Le cœur de Juvia se serrait un peu à la vue de cette famille que le pianiste ne voyait jamais, si aimante et si joyeuse. Grey était déjà retombé dans une familiarité qui ne trompait pas après seulement une heure. Ultia, sa sœur aînée, n'avait pas manqué de commenter le phénomène. Elle et Meldy paraissaient très bien s'entendre, au plus grand malheur de Lyon qui subissait leurs conspirations à voix basse en sentant un filet de sueur froide lui couler le long du dos.

La conversation était fluide, et aucune gêne ne subsistait. Il semblait que les trois Doralmiens avaient accepté sans problème que leurs fils aient ramené de Fiore deux invités surprise. Bien sûr, grâce (ou à cause) de l'anneau à sa main droite, Meldy était sans cesse questionnée par Oul et Silver. Ils lui demandèrent son métier, s'extasiant sur la révélation qu'elle avait fabriqué de ses mains la chemise que portait Lyon ce jour-là. Parfois, l'attention dérivait un peu sur Juvia, par politesse peut-être, ou véritable curiosité. En effet, entre deux bouchées de purée de légumes, Silver demanda à son tour :

- Et toi, Juvia ? Tu es aussi dans le secteur du cinéma ? voulut-il savoir, ce qui fit se crisper la jeune femme presque inconsciemment.

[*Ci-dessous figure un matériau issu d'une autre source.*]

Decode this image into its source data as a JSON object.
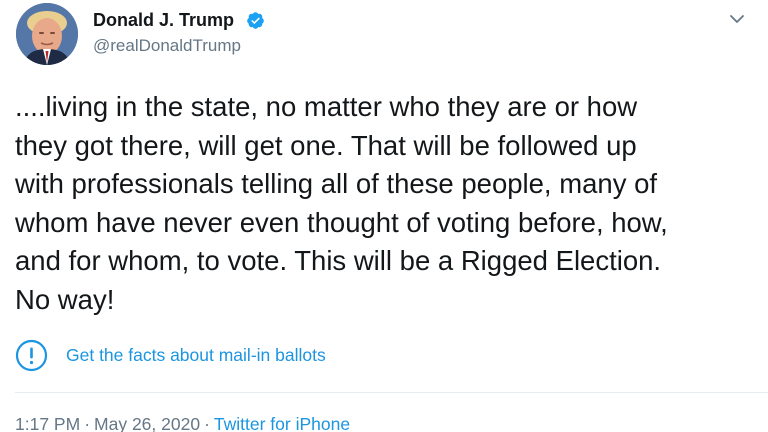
{
  "author": {
    "display_name": "Donald J. Trump",
    "handle": "@realDonaldTrump",
    "verified": true,
    "avatar_icon": "profile-photo"
  },
  "tweet": {
    "text": "....living in the state, no matter who they are or how\nthey got there, will get one. That will be followed up\nwith professionals telling all of these people, many of\nwhom have never even thought of voting before, how,\nand for whom, to vote. This will be a Rigged Election.\nNo way!"
  },
  "notice": {
    "icon": "exclamation-circle-icon",
    "link_text": "Get the facts about mail-in ballots"
  },
  "meta": {
    "time": "1:17 PM",
    "separator": "·",
    "date": "May 26, 2020",
    "source": "Twitter for iPhone"
  },
  "menu": {
    "icon": "chevron-down-icon"
  },
  "colors": {
    "text": "#14171a",
    "secondary": "#657786",
    "link": "#1b95e0",
    "verified_badge": "#1da1f2",
    "divider": "#e6ecf0"
  }
}
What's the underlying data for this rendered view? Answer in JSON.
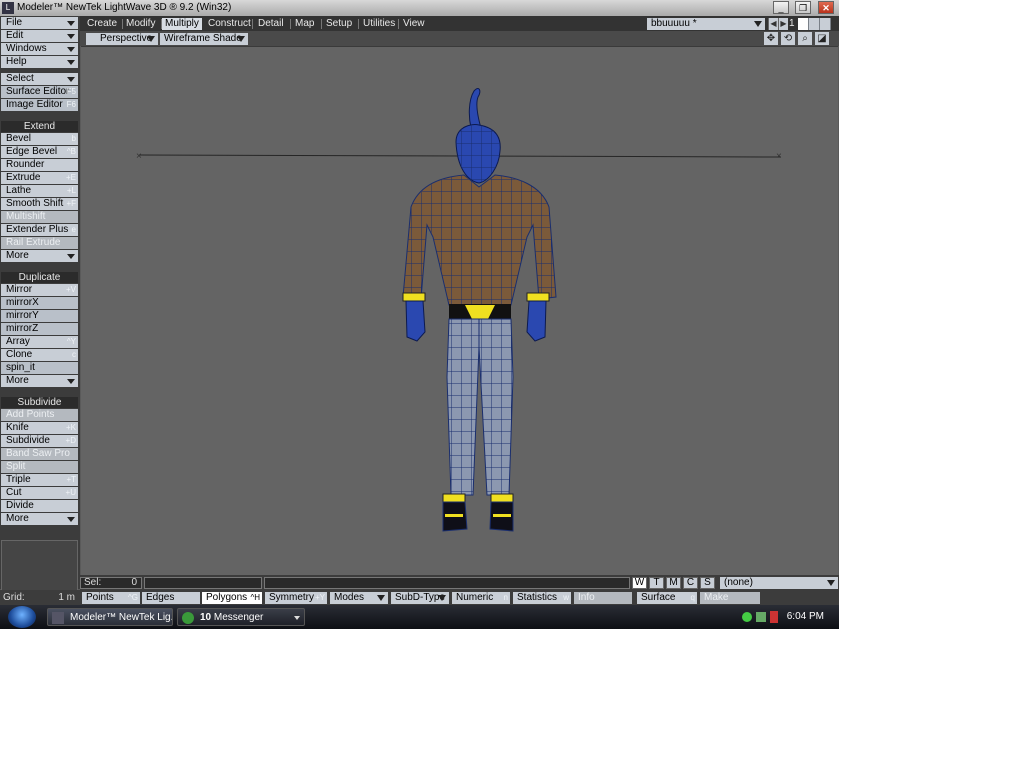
{
  "window": {
    "title": "Modeler™ NewTek LightWave 3D ® 9.2 (Win32)",
    "controls": {
      "minimize": "_",
      "maximize": "❐",
      "close": "✕"
    }
  },
  "menus": {
    "file": "File",
    "edit": "Edit",
    "windows": "Windows",
    "help": "Help"
  },
  "tools_top": {
    "select": "Select",
    "surface_editor": {
      "label": "Surface Editor",
      "shortcut": "F5"
    },
    "image_editor": {
      "label": "Image Editor",
      "shortcut": "F6"
    }
  },
  "extend": {
    "header": "Extend",
    "bevel": {
      "label": "Bevel",
      "shortcut": "b"
    },
    "edge_bevel": {
      "label": "Edge Bevel",
      "shortcut": "^B"
    },
    "rounder": {
      "label": "Rounder",
      "shortcut": ""
    },
    "extrude": {
      "label": "Extrude",
      "shortcut": "+E"
    },
    "lathe": {
      "label": "Lathe",
      "shortcut": "+L"
    },
    "smooth_shift": {
      "label": "Smooth Shift",
      "shortcut": "+F"
    },
    "multishift": {
      "label": "Multishift",
      "shortcut": ""
    },
    "extender_plus": {
      "label": "Extender Plus",
      "shortcut": "e"
    },
    "rail_extrude": {
      "label": "Rail Extrude",
      "shortcut": ""
    },
    "more": "More"
  },
  "duplicate": {
    "header": "Duplicate",
    "mirror": {
      "label": "Mirror",
      "shortcut": "+V"
    },
    "mirrorx": {
      "label": "mirrorX",
      "shortcut": ""
    },
    "mirrory": {
      "label": "mirrorY",
      "shortcut": ""
    },
    "mirrorz": {
      "label": "mirrorZ",
      "shortcut": ""
    },
    "array": {
      "label": "Array",
      "shortcut": "^Y"
    },
    "clone": {
      "label": "Clone",
      "shortcut": "c"
    },
    "spin_it": {
      "label": "spin_it",
      "shortcut": ""
    },
    "more": "More"
  },
  "subdivide": {
    "header": "Subdivide",
    "add_points": {
      "label": "Add Points",
      "shortcut": ""
    },
    "knife": {
      "label": "Knife",
      "shortcut": "+K"
    },
    "subdivide": {
      "label": "Subdivide",
      "shortcut": "+D"
    },
    "band_saw_pro": {
      "label": "Band Saw Pro",
      "shortcut": ""
    },
    "split": {
      "label": "Split",
      "shortcut": ""
    },
    "triple": {
      "label": "Triple",
      "shortcut": "+T"
    },
    "cut": {
      "label": "Cut",
      "shortcut": "+U"
    },
    "divide": {
      "label": "Divide",
      "shortcut": ""
    },
    "more": "More"
  },
  "tabs": {
    "create": "Create",
    "modify": "Modify",
    "multiply": "Multiply",
    "construct": "Construct",
    "detail": "Detail",
    "map": "Map",
    "setup": "Setup",
    "utilities": "Utilities",
    "view": "View"
  },
  "object": {
    "name": "bbuuuuu *",
    "layer_number": "1"
  },
  "viewport": {
    "view": "Perspective",
    "shading": "Wireframe Shade",
    "icons": {
      "move": "✥",
      "rotate": "⟲",
      "zoom": "⌕",
      "maximize": "◪"
    }
  },
  "status": {
    "sel_label": "Sel:",
    "sel_value": "0",
    "wtmcs": [
      "W",
      "T",
      "M",
      "C",
      "S"
    ],
    "surface_select": "(none)"
  },
  "grid": {
    "label": "Grid:",
    "value": "1 m"
  },
  "modes": {
    "points": {
      "label": "Points",
      "shortcut": "^G"
    },
    "edges": {
      "label": "Edges",
      "shortcut": ""
    },
    "polygons": {
      "label": "Polygons",
      "shortcut": "^H"
    },
    "symmetry": {
      "label": "Symmetry",
      "shortcut": "+Y"
    },
    "modes": "Modes",
    "subd_type": "SubD-Type",
    "numeric": {
      "label": "Numeric",
      "shortcut": "n"
    },
    "statistics": {
      "label": "Statistics",
      "shortcut": "w"
    },
    "info": {
      "label": "Info",
      "shortcut": ""
    },
    "surface": {
      "label": "Surface",
      "shortcut": "q"
    },
    "make": {
      "label": "Make",
      "shortcut": ""
    }
  },
  "taskbar": {
    "item1": "Modeler™ NewTek Lig...",
    "item2_count": "10",
    "item2_label": "Messenger",
    "clock": "6:04 PM"
  },
  "colors": {
    "skin": "#7b5a3a",
    "wire": "#1a2e6e",
    "trim": "#f0e020",
    "pants": "#8c98b0"
  }
}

Grey le remarqua, s'apprêtant à changer le sujet de conversation pour éviter un échange inconfortable, mais la main de sa garde du corps sur sa cuisse l'en empêcha. Il tourna vivement la tête dans sa direction, cherchant à cacher ses rougeurs soudaines pour que personne ne se fasse d'idées, et vit qu'elle souriait à son père. Posant ses couverts, elle répondit :

- Pas du tout, Juvia est garde du corps, lui apprit-elle, préférant passer sous silence tout son passé militaire, la guerre en particulier.

Elle ne voulait pas vraiment se faire jeter dehors par des températures pareilles. Même si elle se doutait qu'avec deux fils envoyés à Fiore Silver et Oul n'étaient probablement pas du genre à prendre trop à cœur la défaite de leur pays, elle ne préférait prendre aucun risque. De plus, elle craignait en le mentionnant qu'on lui demande de parler de ces années traumatisantes, et elle passait un si bon moment que l'idée de le ruiner avec des souvenirs peu agréables lui semblait insupportable.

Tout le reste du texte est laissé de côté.